Vendredi après-midi, 18 aout. Michel Starr du ministère des Pêches et des Océans du Canada (MPO) fait part à l’équipe du Centre d’appels d’une situation inquiétante observée plus tôt par ses collègues. De nombreuses nappes d’algues rouges sont présentes en surface, en concentration visiblement élevée, dans le secteur de Saint-Fabien sur la rive sud de l’estuaire et dans l’embouchure du Saguenay près de Tadoussac jusqu’à L’Anse-de-Roche dans le fiord du Saguenay.
S’agit-il d’une floraison de l’algue toxique Alexandrium tamarense, qui a causé l’épisode de marée rouge en 2008, ou est-ce l’algue Scrippsiella trochoidea, elle non toxique? C’est ce que Michel Starr devait statuer rapidement.
D’abord, il vérifie auprès du Centre d’appels d’Urgences Mammifères Marins si un nombre de mortalités inhabituel a été enregistré dans les derniers jours. Rien à signaler d’anormal au 1-877-7baleine. Les effets de l’algue Alexandrium tamarense pourraient toutefois se faire sentir sur la faune seulement au bout de quelques jours; l’algue produit des neurotoxines paralysantes qui peuvent affecter tous les maillons de la chaine alimentaire, du poisson au mammifère marin.
En peu de temps, des partenaires d’Urgences Mammifères Marins établissent un protocole temporaire et restent alertes à tout signalement rapporté au centre d’appels.
Affairé à son microscope, M. Starr observe attentivement les algues filamenteuses, appelées « dinoflagellés », qui composent les nappes brunes rouille. Heureusement, par son allure très caractéristique, Scrippsiella trochoidea est vite reconnue. Soulagement! Cette algue n’est pas toxique, sauf pour certaines larves de mollusques, si elle se trouve en concentration très élevée (de l’ordre de millions de cellules par litre d’eau), situation moins inquiétante pour les mammifères marins.
Qui est Scripssiella trochoidea ?
Lorsqu’elle est repérable sous forme de nappes rouges, l’algue Scripssiella trochoidea est enkystée. Quand les conditions environnementales changent et deviennent défavorables, les algues développent des stratégies pour assurer leur survie. Elles fabriquent des spores, ou des kystes de résistance, véritables coffres-forts qui leur permettent d’attendre le retour des conditions favorables.

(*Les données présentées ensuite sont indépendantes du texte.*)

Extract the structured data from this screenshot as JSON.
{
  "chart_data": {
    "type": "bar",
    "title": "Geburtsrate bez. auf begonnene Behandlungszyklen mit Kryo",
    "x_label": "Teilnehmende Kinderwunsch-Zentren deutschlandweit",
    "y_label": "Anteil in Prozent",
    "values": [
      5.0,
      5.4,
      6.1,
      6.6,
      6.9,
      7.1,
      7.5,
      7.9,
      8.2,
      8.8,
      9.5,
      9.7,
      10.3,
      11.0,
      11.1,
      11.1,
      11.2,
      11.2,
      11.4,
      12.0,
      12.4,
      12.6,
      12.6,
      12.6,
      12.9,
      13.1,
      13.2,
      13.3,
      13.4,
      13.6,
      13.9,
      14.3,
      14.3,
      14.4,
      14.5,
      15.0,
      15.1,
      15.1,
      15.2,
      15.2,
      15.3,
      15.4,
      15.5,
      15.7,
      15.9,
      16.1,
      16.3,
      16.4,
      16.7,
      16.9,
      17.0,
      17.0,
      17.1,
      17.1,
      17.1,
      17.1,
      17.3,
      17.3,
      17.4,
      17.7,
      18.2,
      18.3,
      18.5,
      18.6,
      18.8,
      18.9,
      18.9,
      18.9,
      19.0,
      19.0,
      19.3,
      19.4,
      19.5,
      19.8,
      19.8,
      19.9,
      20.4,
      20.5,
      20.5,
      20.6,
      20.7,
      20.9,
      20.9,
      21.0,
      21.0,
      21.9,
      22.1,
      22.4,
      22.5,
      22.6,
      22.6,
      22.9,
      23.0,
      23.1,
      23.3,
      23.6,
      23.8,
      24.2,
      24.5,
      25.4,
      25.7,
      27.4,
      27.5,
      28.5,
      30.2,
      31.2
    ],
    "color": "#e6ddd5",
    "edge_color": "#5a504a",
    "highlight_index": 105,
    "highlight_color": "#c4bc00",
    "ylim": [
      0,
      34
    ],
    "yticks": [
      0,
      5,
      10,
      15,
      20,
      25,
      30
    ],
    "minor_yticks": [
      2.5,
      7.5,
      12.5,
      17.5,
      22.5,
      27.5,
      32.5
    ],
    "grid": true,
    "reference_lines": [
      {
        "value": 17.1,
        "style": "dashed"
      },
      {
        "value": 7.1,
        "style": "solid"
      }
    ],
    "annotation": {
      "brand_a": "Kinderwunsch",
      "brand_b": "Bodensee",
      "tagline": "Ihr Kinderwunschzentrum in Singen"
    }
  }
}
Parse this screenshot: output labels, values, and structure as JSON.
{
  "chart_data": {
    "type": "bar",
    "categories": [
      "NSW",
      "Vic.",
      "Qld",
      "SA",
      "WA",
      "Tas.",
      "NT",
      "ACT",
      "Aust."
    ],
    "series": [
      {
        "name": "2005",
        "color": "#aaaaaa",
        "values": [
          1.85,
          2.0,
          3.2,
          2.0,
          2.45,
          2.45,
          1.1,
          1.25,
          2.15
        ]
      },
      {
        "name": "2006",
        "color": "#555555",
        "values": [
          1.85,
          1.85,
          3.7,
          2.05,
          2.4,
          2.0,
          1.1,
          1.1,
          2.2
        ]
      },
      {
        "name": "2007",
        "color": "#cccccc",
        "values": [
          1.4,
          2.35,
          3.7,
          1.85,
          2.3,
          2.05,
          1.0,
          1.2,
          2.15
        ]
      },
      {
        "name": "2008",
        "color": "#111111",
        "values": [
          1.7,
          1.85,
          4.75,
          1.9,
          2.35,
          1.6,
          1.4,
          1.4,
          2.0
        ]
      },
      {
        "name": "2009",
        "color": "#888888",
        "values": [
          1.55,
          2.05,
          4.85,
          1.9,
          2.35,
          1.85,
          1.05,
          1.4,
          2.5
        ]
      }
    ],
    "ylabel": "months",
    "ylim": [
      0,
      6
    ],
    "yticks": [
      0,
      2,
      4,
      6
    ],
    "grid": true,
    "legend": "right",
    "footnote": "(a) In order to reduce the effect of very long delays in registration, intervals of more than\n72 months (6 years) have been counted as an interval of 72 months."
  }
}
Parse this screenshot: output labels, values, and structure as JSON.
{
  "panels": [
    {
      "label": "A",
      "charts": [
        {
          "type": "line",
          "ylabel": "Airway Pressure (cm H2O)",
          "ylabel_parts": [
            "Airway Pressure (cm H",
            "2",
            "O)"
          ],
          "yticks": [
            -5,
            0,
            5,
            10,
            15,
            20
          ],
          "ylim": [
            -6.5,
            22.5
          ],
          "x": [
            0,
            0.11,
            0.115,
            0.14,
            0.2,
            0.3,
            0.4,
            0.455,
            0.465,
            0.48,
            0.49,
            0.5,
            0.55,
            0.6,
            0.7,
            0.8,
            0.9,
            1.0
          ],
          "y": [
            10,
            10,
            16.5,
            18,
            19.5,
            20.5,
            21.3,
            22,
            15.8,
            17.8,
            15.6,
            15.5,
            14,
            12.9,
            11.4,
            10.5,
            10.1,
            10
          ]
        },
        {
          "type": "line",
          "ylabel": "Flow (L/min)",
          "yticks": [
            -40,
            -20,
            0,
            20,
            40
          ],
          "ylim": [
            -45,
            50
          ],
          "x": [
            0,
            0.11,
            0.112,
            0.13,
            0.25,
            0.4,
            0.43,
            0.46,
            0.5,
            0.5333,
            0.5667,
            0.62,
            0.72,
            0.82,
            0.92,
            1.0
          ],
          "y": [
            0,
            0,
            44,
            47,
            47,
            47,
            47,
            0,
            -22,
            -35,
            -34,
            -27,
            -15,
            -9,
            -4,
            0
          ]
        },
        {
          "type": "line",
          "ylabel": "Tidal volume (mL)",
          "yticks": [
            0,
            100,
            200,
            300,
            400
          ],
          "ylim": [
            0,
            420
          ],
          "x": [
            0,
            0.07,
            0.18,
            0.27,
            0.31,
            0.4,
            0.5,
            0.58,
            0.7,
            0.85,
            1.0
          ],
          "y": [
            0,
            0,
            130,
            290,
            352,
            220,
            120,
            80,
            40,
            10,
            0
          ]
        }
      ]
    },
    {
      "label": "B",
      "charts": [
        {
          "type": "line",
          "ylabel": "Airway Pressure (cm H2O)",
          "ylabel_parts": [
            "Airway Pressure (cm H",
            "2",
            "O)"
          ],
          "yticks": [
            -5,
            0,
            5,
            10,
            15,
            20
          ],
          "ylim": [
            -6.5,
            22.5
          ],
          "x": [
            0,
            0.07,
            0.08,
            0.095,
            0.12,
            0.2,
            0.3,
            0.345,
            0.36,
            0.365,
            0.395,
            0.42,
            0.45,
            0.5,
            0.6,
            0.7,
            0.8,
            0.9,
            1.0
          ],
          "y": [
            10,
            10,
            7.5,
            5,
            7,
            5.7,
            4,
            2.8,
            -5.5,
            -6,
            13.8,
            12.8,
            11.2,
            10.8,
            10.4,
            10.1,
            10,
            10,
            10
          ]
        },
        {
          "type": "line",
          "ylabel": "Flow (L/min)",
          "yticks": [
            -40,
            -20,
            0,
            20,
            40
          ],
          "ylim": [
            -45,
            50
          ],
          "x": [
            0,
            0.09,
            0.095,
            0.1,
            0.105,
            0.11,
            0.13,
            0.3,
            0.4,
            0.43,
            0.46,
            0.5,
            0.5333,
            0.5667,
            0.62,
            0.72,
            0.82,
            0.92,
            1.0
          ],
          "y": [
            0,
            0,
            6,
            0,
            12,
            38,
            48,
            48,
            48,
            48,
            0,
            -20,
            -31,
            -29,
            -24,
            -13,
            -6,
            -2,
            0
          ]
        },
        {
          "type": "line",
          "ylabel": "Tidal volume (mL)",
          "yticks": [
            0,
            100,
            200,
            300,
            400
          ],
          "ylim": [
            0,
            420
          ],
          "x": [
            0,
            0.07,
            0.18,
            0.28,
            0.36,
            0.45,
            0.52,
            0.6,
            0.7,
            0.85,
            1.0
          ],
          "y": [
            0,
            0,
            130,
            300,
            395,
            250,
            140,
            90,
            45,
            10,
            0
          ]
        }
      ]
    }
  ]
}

Les facteurs favorisant la formation de nuages de kystes, ou marées rouges, sont une température chaude, une eau de surface calme et un milieu pauvre en éléments nutritifs. Elles flottent donc en surface sous forme de kyste à l’aide d’un mucus qu’elles produisent, pour ensuite se déposer dans les sédiments. De la mousse est d’ailleurs souvent visible en présence de Scripssiella trochoidea, en mer ou même sur les plages.
Autre bonne nouvelle : le chercheur n’observe pas, au travers des kystes de Scripssiella trochoidea, la présence d’Alexandrium tamarense. À l’inverse de Scripssiella, la rareté de sels nutritifs est pour Alexandrium une condition favorable à sa prolifération. Les deux algues auraient donc pu se succéder dans l’environnement, une autre crainte qui s’est finalement dissipée.
Les jours suivant la découverte des nappes rouges, le vent a soufflé et a ainsi dissipé les concentrations d’algues, ce qui a d’autant plus rassuré les chercheurs. Cet événement (ou plutôt ce non-événement) rappelle l’importance d’avoir un réseau de partenaires alertes et attentifs à tout changement dans l’environnement.